Bolehkah Suami Tidak Tidur dengan Istri? Panduan Islam untuk Keharmonisan Rumah Tangga
Ketenangan dan keharmonisan dalam rumah tangga adalah anjuran utama dalam agama Islam. Salah satu bentuk menjaga keharmonisan ini adalah dengan tidur bersama di satu tempat tidur. Akan tetapi, terkadang suami istri mungkin enggan tidur bersama, terutama ketika terjadi perselisihan atau konflik yang membuat mereka saling menjauh.
Islam sebagai agama yang sempurna telah memberikan pedoman jelas untuk menjaga hubungan antar pasangan suami istri, termasuk dalam perkara tidur bersama.
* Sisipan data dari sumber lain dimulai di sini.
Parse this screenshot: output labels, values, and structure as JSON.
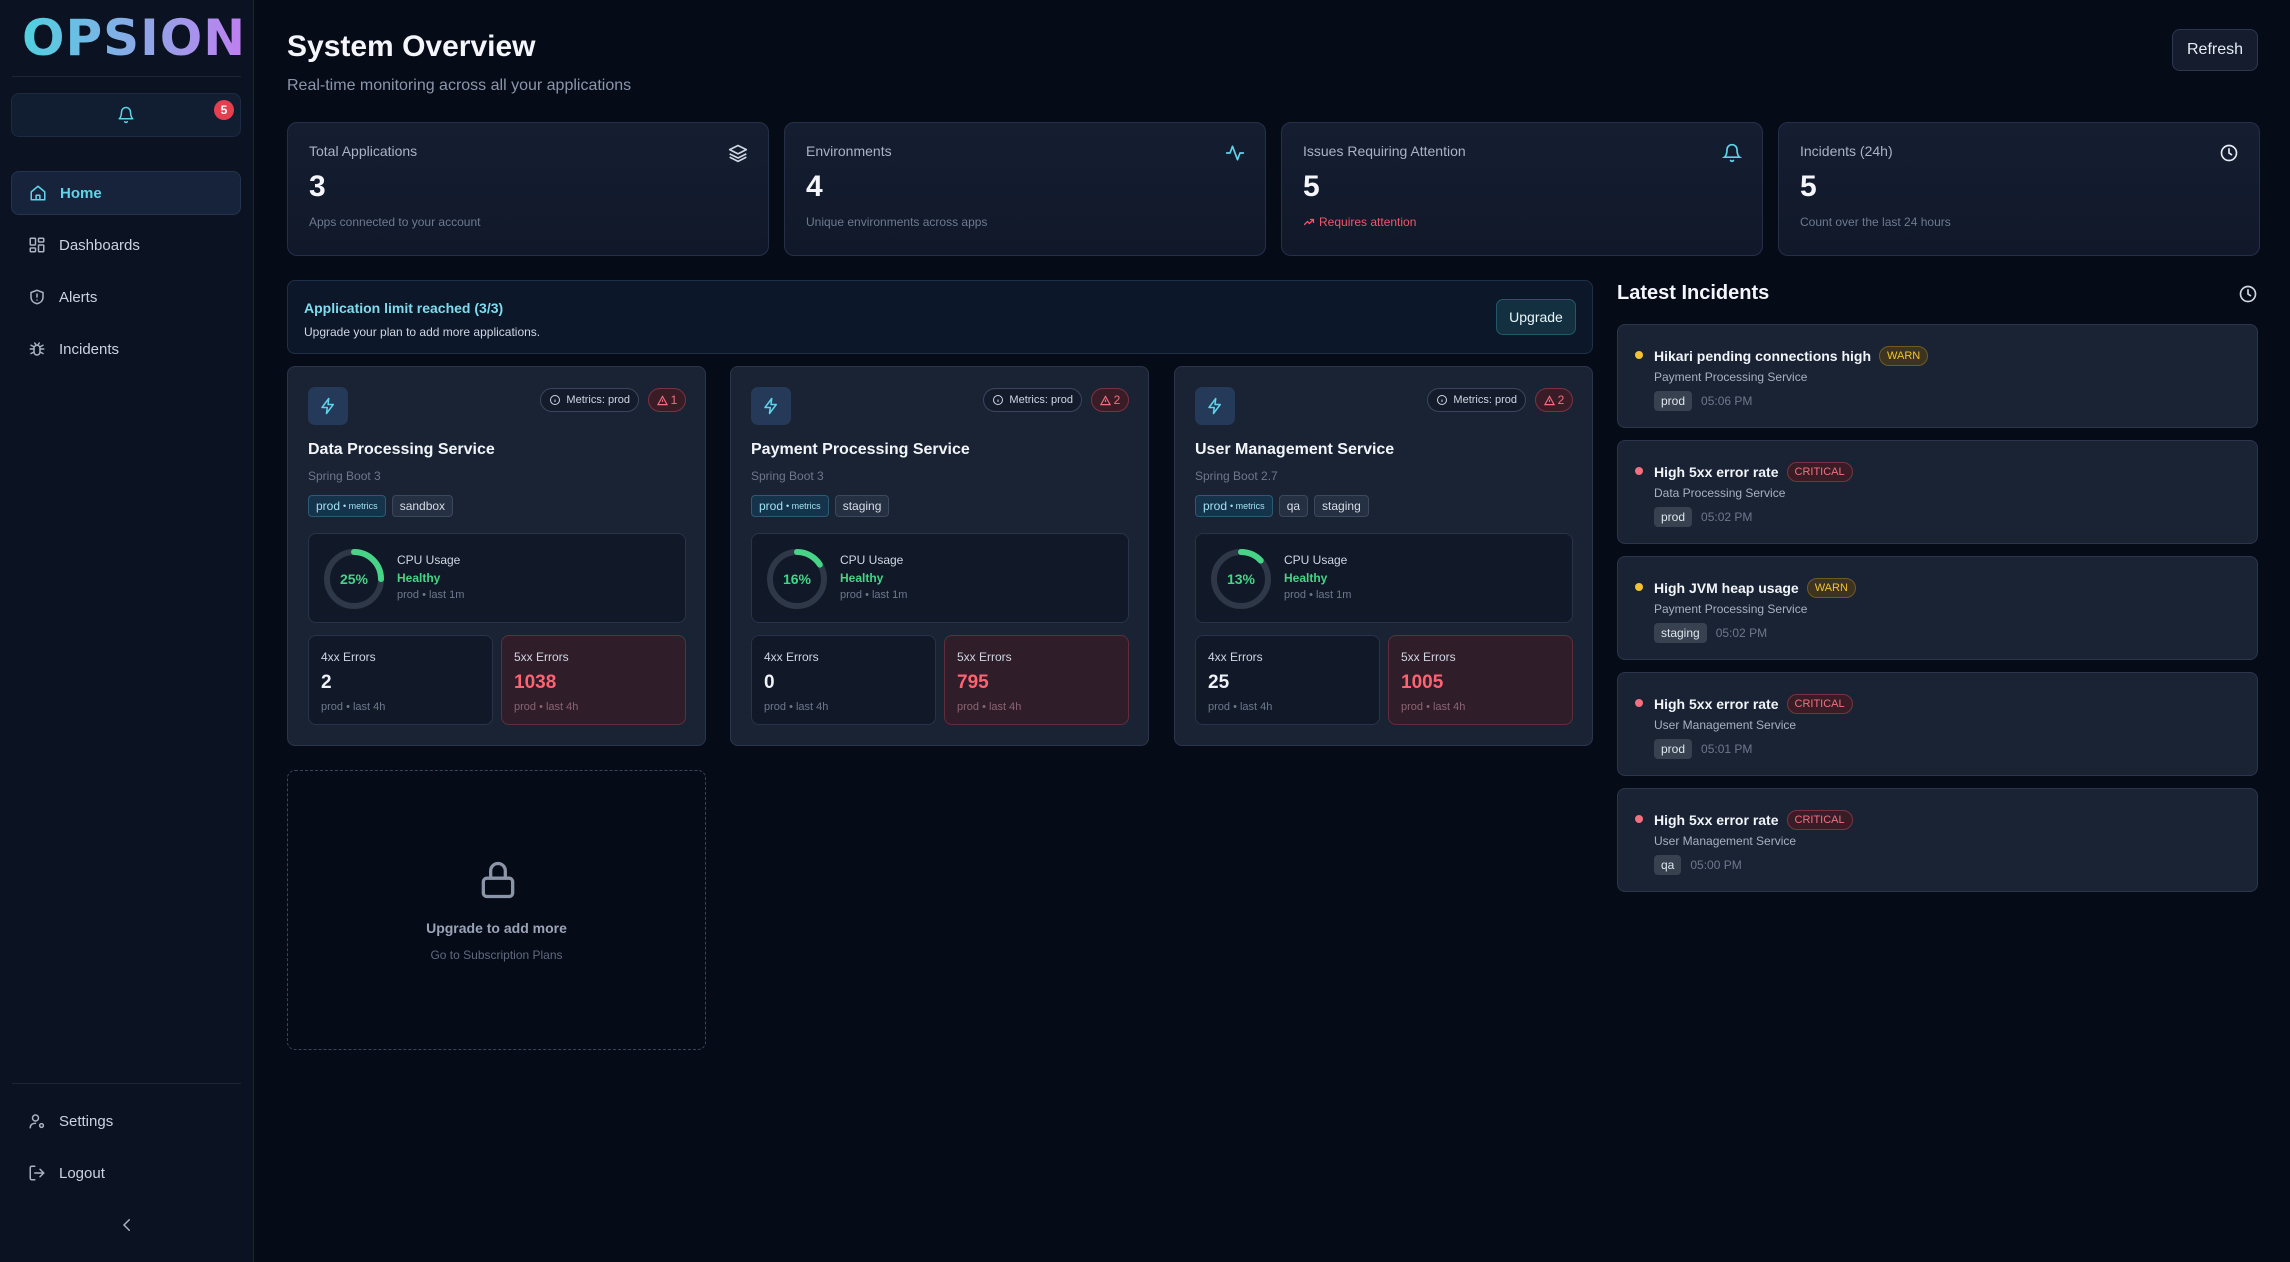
{
  "brand": {
    "logo_text": "OPSION"
  },
  "sidebar": {
    "notifications_count": "5",
    "nav": [
      {
        "label": "Home",
        "icon": "home-icon",
        "active": true
      },
      {
        "label": "Dashboards",
        "icon": "grid-icon"
      },
      {
        "label": "Alerts",
        "icon": "shield-icon"
      },
      {
        "label": "Incidents",
        "icon": "bug-icon"
      }
    ],
    "bottom": [
      {
        "label": "Settings",
        "icon": "user-settings-icon"
      },
      {
        "label": "Logout",
        "icon": "logout-icon"
      }
    ]
  },
  "header": {
    "title": "System Overview",
    "subtitle": "Real-time monitoring across all your applications",
    "refresh_label": "Refresh"
  },
  "stats": [
    {
      "label": "Total Applications",
      "value": "3",
      "sub": "Apps connected to your account",
      "icon": "layers-icon"
    },
    {
      "label": "Environments",
      "value": "4",
      "sub": "Unique environments across apps",
      "icon": "activity-icon"
    },
    {
      "label": "Issues Requiring Attention",
      "value": "5",
      "sub": "Requires attention",
      "icon": "bell-icon"
    },
    {
      "label": "Incidents (24h)",
      "value": "5",
      "sub": "Count over the last 24 hours",
      "icon": "clock-icon"
    }
  ],
  "banner": {
    "title": "Application limit reached (3/3)",
    "text": "Upgrade your plan to add more applications.",
    "button": "Upgrade"
  },
  "apps": [
    {
      "name": "Data Processing Service",
      "framework": "Spring Boot 3",
      "metrics_label": "Metrics: prod",
      "warnings": "1",
      "tags": [
        {
          "label": "prod",
          "metrics": "• metrics"
        },
        {
          "label": "sandbox"
        }
      ],
      "cpu": {
        "percent": 25,
        "percent_text": "25%",
        "label": "CPU Usage",
        "status": "Healthy",
        "sub": "prod • last 1m"
      },
      "errors4xx": {
        "label": "4xx Errors",
        "value": "2",
        "sub": "prod • last 4h"
      },
      "errors5xx": {
        "label": "5xx Errors",
        "value": "1038",
        "sub": "prod • last 4h"
      }
    },
    {
      "name": "Payment Processing Service",
      "framework": "Spring Boot 3",
      "metrics_label": "Metrics: prod",
      "warnings": "2",
      "tags": [
        {
          "label": "prod",
          "metrics": "• metrics"
        },
        {
          "label": "staging"
        }
      ],
      "cpu": {
        "percent": 16,
        "percent_text": "16%",
        "label": "CPU Usage",
        "status": "Healthy",
        "sub": "prod • last 1m"
      },
      "errors4xx": {
        "label": "4xx Errors",
        "value": "0",
        "sub": "prod • last 4h"
      },
      "errors5xx": {
        "label": "5xx Errors",
        "value": "795",
        "sub": "prod • last 4h"
      }
    },
    {
      "name": "User Management Service",
      "framework": "Spring Boot 2.7",
      "metrics_label": "Metrics: prod",
      "warnings": "2",
      "tags": [
        {
          "label": "prod",
          "metrics": "• metrics"
        },
        {
          "label": "qa"
        },
        {
          "label": "staging"
        }
      ],
      "cpu": {
        "percent": 13,
        "percent_text": "13%",
        "label": "CPU Usage",
        "status": "Healthy",
        "sub": "prod • last 1m"
      },
      "errors4xx": {
        "label": "4xx Errors",
        "value": "25",
        "sub": "prod • last 4h"
      },
      "errors5xx": {
        "label": "5xx Errors",
        "value": "1005",
        "sub": "prod • last 4h"
      }
    }
  ],
  "upgrade_card": {
    "title": "Upgrade to add more",
    "subtitle": "Go to Subscription Plans"
  },
  "incidents_panel": {
    "title": "Latest Incidents",
    "items": [
      {
        "title": "Hikari pending connections high",
        "severity": "WARN",
        "level": "warn",
        "service": "Payment Processing Service",
        "env": "prod",
        "time": "05:06 PM"
      },
      {
        "title": "High 5xx error rate",
        "severity": "CRITICAL",
        "level": "crit",
        "service": "Data Processing Service",
        "env": "prod",
        "time": "05:02 PM"
      },
      {
        "title": "High JVM heap usage",
        "severity": "WARN",
        "level": "warn",
        "service": "Payment Processing Service",
        "env": "staging",
        "time": "05:02 PM"
      },
      {
        "title": "High 5xx error rate",
        "severity": "CRITICAL",
        "level": "crit",
        "service": "User Management Service",
        "env": "prod",
        "time": "05:01 PM"
      },
      {
        "title": "High 5xx error rate",
        "severity": "CRITICAL",
        "level": "crit",
        "service": "User Management Service",
        "env": "qa",
        "time": "05:00 PM"
      }
    ]
  },
  "colors": {
    "accent": "#5fd4ea",
    "healthy": "#47d486",
    "critical": "#f07080",
    "warn": "#f2c232",
    "background": "#060b18"
  }
}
Tidak Ada Larangan Tertentu
Dalam ajaran Islam, tidak terdapat dalil dalam Al-Qur'an maupun hadits yang secara khusus menyebutkan larangan tidur terpisah lebih dari tiga hari. Angka tiga hari ini seringkali dikaitkan dengan larangan saling bermusuhan antar sesama muslim.
Rasulullah SAW bersabda:
“Tidak halal bagi seorang muslim menjauhi saudaranya lebih dari tiga hari, keduanya saling bertemu namun saling berpaling. Yang terbaik di antara keduanya adalah yang lebih dulu memberi salam.” (HR. Bukhari dan Muslim)
Hadits ini menekankan bahwa bahkan kepada sesama muslim, kita dilarang menjauhi lebih dari tiga hari. Maka, hubungan dengan pasangan hidup seharusnya lebih dijaga lagi.
Jika Suami Menghindari Tidur Bersama
Jika seorang suami secara sengaja menghindari tidur bersama istri, tanpa alasan sakit, musafir, atau alasan syar'i lainnya, maka perbuatan ini dapat tergolong zalim dan berdampak buruk pada hubungan rumah tangga.
Ini bisa tergolong sebagai bentuk pengabaian hak istri.
Mendahulukan Tiga Hari
Meskipun tidak ada larangan tidur terpisah lebih dari tiga hari, ada baiknya suami dan istri mengutamakan bersama lebih dari berada terpisah. Mengingat Rasulullah SAW menasihati untuk tidak menjauhi saudaranya dalam waktu yang lama, maka sebaiknya suami dan istri selalu berusaha mempertahankan keharmonisan rumah tangga.
Hak Batin Istri
Dalam Islam, suami tidak hanya berkewajiban memberikan nafkah lahir, tetapi juga nafkah batin.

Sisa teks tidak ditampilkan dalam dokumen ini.